1- Pantolonlar: Jean giyilebilen bir işyerinde çalışıyor olsanız bile her allahın günü de jean giymek olmaz. Giydiğiniz zaman bile kot pantolonunuzun düz bir renk ve kesime sahip olmasına dikkat edin. İşlemeli, boncuklu, taşlanmış, aşırı düşük belli ya da yırtık pırtık jeanlerinizi lütfen haftasonuna saklayın. Buna alternatif olarak jean kesimine ve kumaşına sahip ancak siyah renkte olan bir pantolon almanızı öneririm ki gerçekten de hayat kurtarıcı. Lakin bu tip pantolonları düz bir tişört ve hırkayla ya da gömlek ve ceketle kombinleyip hayatınızın sonuna kadar mutlu mesut yaşayabilirsiniz. Onun dışında yine aynı kesime sahip, kanvas camel rengi bir pantolon da bence olması gereken parçalardan bir diğeri. Pantolonlar tamam. Gelelim üstlere.
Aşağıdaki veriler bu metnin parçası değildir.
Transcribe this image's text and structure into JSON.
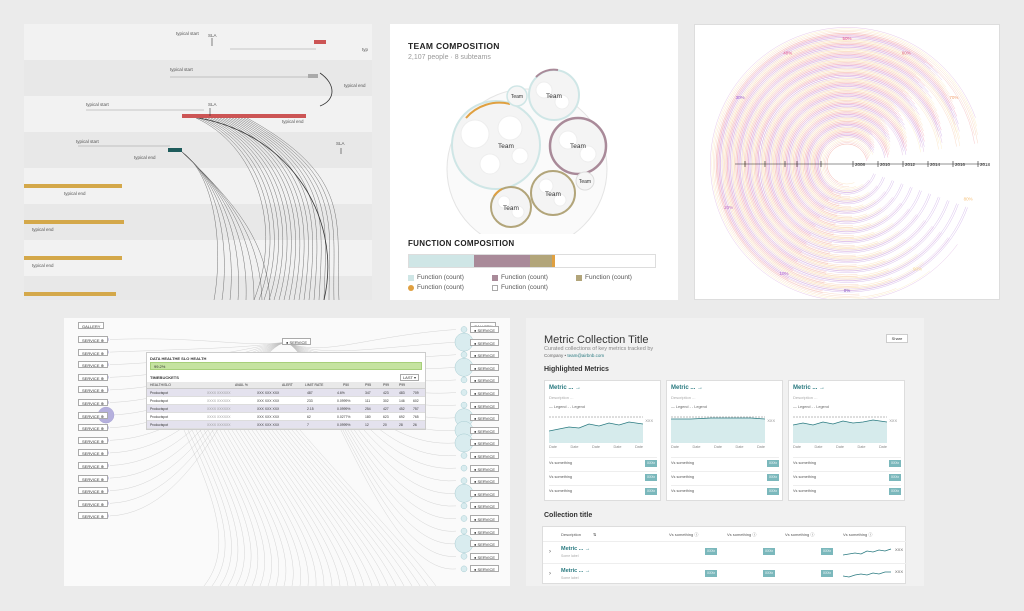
{
  "timeline": {
    "typical_start": "typical start",
    "typical_end": "typical end",
    "sla": "SLA",
    "typ_clipped": "typ"
  },
  "team": {
    "title": "TEAM COMPOSITION",
    "subtitle": "2,107 people · 8 subteams",
    "team_label": "Team",
    "function_title": "FUNCTION COMPOSITION",
    "function_legend": "Function (count)",
    "colors": {
      "teal": "#cfe6e6",
      "mauve": "#a98a99",
      "olive": "#b2a57a",
      "orange": "#e0a040"
    }
  },
  "radial": {
    "years": [
      "2008",
      "2010",
      "2012",
      "2014",
      "2016",
      "2018"
    ],
    "percents": [
      "50%",
      "40%",
      "60%",
      "30%",
      "70%",
      "20%",
      "80%",
      "10%",
      "90%",
      "0%"
    ]
  },
  "dependency": {
    "service": "SERVICE",
    "header_left": "GALLERY",
    "header_right": "GALLERY",
    "card_title": "DATA HEALTHE SLO HEALTH",
    "card_status": "99.2%",
    "card_section": "TIMEBUCKETS",
    "card_filter": "LAST",
    "columns": [
      "HEALTH/SLO",
      "AVAIL %",
      "ALERT",
      "LIMIT RATE",
      "P50",
      "P95",
      "P99",
      "P99"
    ],
    "rows": [
      [
        "Productspot",
        "XXXX XXXXXX",
        "XXX XXX XXX",
        "487",
        "4.6%",
        "347",
        "423",
        "483",
        "709"
      ],
      [
        "Productspot",
        "XXXX XXXXXX",
        "XXX XXX XXX",
        "233",
        "0.0999%",
        "111",
        "302",
        "146",
        "602"
      ],
      [
        "Productspot",
        "XXXX XXXXXX",
        "XXX XXX XXX",
        "2.15",
        "0.0999%",
        "254",
        "427",
        "452",
        "757"
      ],
      [
        "Productspot",
        "XXXX XXXXXX",
        "XXX XXX XXX",
        "62",
        "0.0277%",
        "180",
        "623",
        "692",
        "765"
      ],
      [
        "Productspot",
        "XXXX XXXXXX",
        "XXX XXX XXX",
        "7",
        "0.0999%",
        "12",
        "20",
        "28",
        "26"
      ]
    ]
  },
  "metrics": {
    "title": "Metric Collection Title",
    "description": "Curated collections of key metrics tracked by",
    "company": "Company",
    "team": "team@airbnb.com",
    "share": "Share",
    "highlighted_heading": "Highlighted Metrics",
    "card_title": "Metric ... →",
    "card_description": "Description ...",
    "legend": "— Legend  - - Legend",
    "xxx": "XXX",
    "date": "Date",
    "vs": "Vs something",
    "badge": "XXXx",
    "collection_heading": "Collection title",
    "table_description": "Description",
    "table_vs": "Vs something ⓘ",
    "row_title": "Metric ... →",
    "row_sub": "Some label"
  }
}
2- Üst giyim: Kafaları fazla karıştırmaya gerek yok. Beyaz gömlek dünyanın en kolay bulunan, alınan ve giyilebilen parçasıdır. Klasik kesimi tercih edin her zaman. Çok dar olmasın yoksa düğmeler arasından sütyeniniz görünür ki kötü bir görüntüdür bu. Bunu önlemek için minik bir ipucu. Düğmeler arasına şeffaf çıtçıt diktirirseniz konuyu halletmiş olursunuz. Ya da pratik çözüm için çift taraflı bant öneriyorum. Minik bir parça kesip araya yapıştırısanız durumu çözmüş olursunuz. Gömlekten hariç ne olabilir. Tabii ki düz ve iyi kesimli bir tişört. Ben Beymen Club'un paket içinde satılan 3'lü tişörtlerini ve Hülya Avşar'ın Mudolarda satılan beyaz tişörtlerini çok beğeniyorum. İyi kesimli jean, beyaz tişört ve ceket bence en şık üçleme. Kışın da siyah boğazlı ya da sıfır yaka siyah trikolara yatırım yapmak akıllıca olabilir. Siyah giyim denilince aklıma geldi. Dove'un müthiş bir deodorantı çıktı. Invisible Dry. Mucizevi. Özellikle sizler de benim gibi çok sık koyu renk giyiniyorsanız bu deodorant tam size göre. Hem harika koruyor hem de koyu renk giysilere asla bulaşmıyor. Acilen denemenizi tavsiye ediyorum.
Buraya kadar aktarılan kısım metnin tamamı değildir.